ArdenButterfield / stammer

Recreate any audio track by rearranging the frames of another video
MIT License
434 stars 29 forks source link

Take inspiration from YTPs; add a mode that creates sped up and slowed down copies of the carrier before finding matches #38

Open optionboom opened 1 year ago

optionboom commented 1 year ago

In YTPs, it's common to use sped up and slowed down audio/video clips of the source. We could do the same thing, which would add variety to the output, especially for short carriers, and increase how much the output matches the modulator. The benefit would be more noticeable at larger frame-lengths.
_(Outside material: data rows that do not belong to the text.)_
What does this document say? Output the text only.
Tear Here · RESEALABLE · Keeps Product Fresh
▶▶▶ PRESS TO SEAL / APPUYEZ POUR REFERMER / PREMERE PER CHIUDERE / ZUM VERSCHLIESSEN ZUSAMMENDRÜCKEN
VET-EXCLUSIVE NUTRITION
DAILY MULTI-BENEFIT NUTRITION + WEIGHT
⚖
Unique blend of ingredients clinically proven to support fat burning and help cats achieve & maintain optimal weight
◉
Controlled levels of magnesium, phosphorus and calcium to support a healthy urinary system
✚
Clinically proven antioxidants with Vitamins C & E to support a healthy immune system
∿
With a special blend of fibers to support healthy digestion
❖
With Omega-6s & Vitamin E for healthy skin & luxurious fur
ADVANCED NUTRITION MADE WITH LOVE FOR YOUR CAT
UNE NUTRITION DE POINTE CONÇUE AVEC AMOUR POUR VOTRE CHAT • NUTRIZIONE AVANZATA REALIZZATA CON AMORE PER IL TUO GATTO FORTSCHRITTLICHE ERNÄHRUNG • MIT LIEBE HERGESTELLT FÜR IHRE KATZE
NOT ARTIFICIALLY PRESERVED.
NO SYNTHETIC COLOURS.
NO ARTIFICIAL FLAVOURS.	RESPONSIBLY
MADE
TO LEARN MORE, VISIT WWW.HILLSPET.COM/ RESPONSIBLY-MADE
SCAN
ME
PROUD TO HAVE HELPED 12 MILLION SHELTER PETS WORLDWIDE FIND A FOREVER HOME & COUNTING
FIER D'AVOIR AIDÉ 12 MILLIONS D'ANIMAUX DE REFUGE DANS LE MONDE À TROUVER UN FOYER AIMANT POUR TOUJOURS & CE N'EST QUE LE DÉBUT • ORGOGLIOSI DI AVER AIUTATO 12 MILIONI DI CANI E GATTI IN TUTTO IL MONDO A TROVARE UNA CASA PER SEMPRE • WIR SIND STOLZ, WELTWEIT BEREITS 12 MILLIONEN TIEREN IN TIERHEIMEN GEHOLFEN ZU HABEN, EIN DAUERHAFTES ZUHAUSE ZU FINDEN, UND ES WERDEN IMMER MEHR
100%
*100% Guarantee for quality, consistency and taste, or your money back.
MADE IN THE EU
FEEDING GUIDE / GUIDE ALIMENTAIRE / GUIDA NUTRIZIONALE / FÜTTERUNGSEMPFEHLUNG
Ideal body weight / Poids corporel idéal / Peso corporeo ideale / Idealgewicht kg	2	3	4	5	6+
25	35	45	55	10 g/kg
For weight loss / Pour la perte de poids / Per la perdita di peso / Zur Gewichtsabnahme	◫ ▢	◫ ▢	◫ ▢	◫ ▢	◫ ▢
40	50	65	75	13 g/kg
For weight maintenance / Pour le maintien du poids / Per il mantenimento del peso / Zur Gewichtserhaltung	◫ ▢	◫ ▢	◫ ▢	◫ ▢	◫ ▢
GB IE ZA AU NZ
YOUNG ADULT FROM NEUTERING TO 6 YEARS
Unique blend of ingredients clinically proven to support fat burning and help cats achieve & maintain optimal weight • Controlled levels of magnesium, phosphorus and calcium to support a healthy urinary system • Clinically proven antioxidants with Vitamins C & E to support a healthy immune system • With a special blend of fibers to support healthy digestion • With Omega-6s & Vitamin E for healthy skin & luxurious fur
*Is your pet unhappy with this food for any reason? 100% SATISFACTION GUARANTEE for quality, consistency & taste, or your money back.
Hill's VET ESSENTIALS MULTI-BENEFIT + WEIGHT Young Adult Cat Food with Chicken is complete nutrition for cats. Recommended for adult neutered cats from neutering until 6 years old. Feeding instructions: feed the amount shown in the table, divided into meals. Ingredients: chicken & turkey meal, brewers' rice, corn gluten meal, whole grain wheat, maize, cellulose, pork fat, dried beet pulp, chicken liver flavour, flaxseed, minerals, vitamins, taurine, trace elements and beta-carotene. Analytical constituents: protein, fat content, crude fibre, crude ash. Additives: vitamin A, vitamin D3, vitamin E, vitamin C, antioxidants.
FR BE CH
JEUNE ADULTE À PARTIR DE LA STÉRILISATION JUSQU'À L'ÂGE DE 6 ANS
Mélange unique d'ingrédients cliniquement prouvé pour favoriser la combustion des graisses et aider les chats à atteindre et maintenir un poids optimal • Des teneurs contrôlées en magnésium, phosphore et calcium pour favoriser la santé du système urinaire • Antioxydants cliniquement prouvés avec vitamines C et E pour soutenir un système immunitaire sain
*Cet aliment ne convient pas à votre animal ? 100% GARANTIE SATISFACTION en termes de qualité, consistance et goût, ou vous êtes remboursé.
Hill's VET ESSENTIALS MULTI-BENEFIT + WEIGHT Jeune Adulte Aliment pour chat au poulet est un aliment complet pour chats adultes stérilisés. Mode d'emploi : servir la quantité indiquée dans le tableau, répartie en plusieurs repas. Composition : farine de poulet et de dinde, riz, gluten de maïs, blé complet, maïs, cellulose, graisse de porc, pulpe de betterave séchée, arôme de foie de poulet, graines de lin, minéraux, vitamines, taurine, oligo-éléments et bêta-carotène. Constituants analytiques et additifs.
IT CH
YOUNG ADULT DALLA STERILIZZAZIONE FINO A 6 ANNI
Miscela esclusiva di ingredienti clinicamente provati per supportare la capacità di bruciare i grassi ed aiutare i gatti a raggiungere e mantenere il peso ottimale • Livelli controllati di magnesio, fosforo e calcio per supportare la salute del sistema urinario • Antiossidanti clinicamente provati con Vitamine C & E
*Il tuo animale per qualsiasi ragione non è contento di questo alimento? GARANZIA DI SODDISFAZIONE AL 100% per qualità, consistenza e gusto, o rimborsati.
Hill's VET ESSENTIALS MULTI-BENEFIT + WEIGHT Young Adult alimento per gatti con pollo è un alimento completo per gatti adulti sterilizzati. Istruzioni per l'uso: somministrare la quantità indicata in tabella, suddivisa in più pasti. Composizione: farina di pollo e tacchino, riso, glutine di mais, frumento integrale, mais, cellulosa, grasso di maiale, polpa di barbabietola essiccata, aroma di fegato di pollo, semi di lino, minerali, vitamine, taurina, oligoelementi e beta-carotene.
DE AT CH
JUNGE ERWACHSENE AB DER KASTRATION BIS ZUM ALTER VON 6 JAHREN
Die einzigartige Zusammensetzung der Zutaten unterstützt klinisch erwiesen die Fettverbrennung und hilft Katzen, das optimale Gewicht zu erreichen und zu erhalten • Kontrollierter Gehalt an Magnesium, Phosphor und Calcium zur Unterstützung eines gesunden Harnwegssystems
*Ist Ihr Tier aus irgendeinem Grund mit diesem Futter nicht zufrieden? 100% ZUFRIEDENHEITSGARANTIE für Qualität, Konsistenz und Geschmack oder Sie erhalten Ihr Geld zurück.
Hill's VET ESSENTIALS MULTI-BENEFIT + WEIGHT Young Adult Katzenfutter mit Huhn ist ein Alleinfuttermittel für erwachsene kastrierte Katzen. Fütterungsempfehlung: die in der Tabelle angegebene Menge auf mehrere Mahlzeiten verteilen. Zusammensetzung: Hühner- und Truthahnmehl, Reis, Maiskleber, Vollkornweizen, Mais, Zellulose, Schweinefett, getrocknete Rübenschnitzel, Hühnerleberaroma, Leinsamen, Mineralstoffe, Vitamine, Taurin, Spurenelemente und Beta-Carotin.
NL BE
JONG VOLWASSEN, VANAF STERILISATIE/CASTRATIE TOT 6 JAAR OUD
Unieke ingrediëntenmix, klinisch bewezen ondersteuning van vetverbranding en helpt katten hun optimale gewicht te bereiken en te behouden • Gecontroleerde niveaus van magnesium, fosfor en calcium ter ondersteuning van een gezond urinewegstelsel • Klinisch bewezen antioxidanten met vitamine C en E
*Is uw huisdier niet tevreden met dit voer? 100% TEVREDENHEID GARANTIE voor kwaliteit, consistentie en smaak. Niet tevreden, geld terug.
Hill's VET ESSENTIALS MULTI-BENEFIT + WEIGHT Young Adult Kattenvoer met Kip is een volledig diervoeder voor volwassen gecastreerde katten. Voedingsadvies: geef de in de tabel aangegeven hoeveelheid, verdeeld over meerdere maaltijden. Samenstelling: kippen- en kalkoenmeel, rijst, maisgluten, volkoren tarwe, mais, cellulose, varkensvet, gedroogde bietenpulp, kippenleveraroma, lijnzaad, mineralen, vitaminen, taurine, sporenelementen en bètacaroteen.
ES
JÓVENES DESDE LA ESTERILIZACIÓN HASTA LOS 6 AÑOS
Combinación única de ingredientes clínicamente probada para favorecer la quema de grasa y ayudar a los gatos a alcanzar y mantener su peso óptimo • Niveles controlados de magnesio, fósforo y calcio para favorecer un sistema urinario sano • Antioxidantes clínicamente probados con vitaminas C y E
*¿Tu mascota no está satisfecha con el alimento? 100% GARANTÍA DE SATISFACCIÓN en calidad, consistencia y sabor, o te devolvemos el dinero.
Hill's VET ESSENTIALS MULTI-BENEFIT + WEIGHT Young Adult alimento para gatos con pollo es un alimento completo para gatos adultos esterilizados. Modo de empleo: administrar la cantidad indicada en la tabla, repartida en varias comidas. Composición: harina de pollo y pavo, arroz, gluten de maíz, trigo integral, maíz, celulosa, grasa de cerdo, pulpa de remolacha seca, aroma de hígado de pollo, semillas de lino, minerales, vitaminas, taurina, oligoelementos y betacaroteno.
The specific process I'm envisioning is that copies of the carrier are made at something like 70%, 200%, and 300% speed, then a new file is created that's the original and the copies all stitched together end-to-end. I assume all that can be done with ffmpeg. After that, the new file is analyzed like normal.

I feel like this is within the scope of the project in a way just pitching up/down frames or vocoding the output wouldn't be, but I don't think it should be default behavior.

ArdenButterfield commented 1 year ago

This is a cool idea! The process you've described sounds very doable within how the code is currently structured. This makes me think about pitch vs speed vs tempo shifting: Do we want to speed up the carrier in a way that changes the pitch or not? I agree that changing the speed without the pitch would make more of a difference on large frame-lengths. I'm not opposed to changing the pitch of frames either— that's certainly within the realm of YTPs as well.

optionboom commented 1 year ago

I was imagining changing the speed in a way that changes the pitch, I think that would be more interesting.

ArdenButterfield commented 1 year ago

That would be very cool. I wonder also if it would be possible to change the matching algorithm to allow changing in pitch. So instead of calculating the distance between modulator frame i and carrier frame j, it would calculate the optimal pitch shift of the carrier and distance at that pitch shift between the two frames.

I have a hunch that there would be more efficient ways to do this than simply making lots of copies of the carrier at different speeds, and that we could get more control over options of pitch shifting. These distance algorithms between spectrograms are still something I want to research more for this project.

optionboom commented 1 year ago

I played around with doing the technique I described manually, and the results were (IMO) pretty mediocre, and of course inefficient.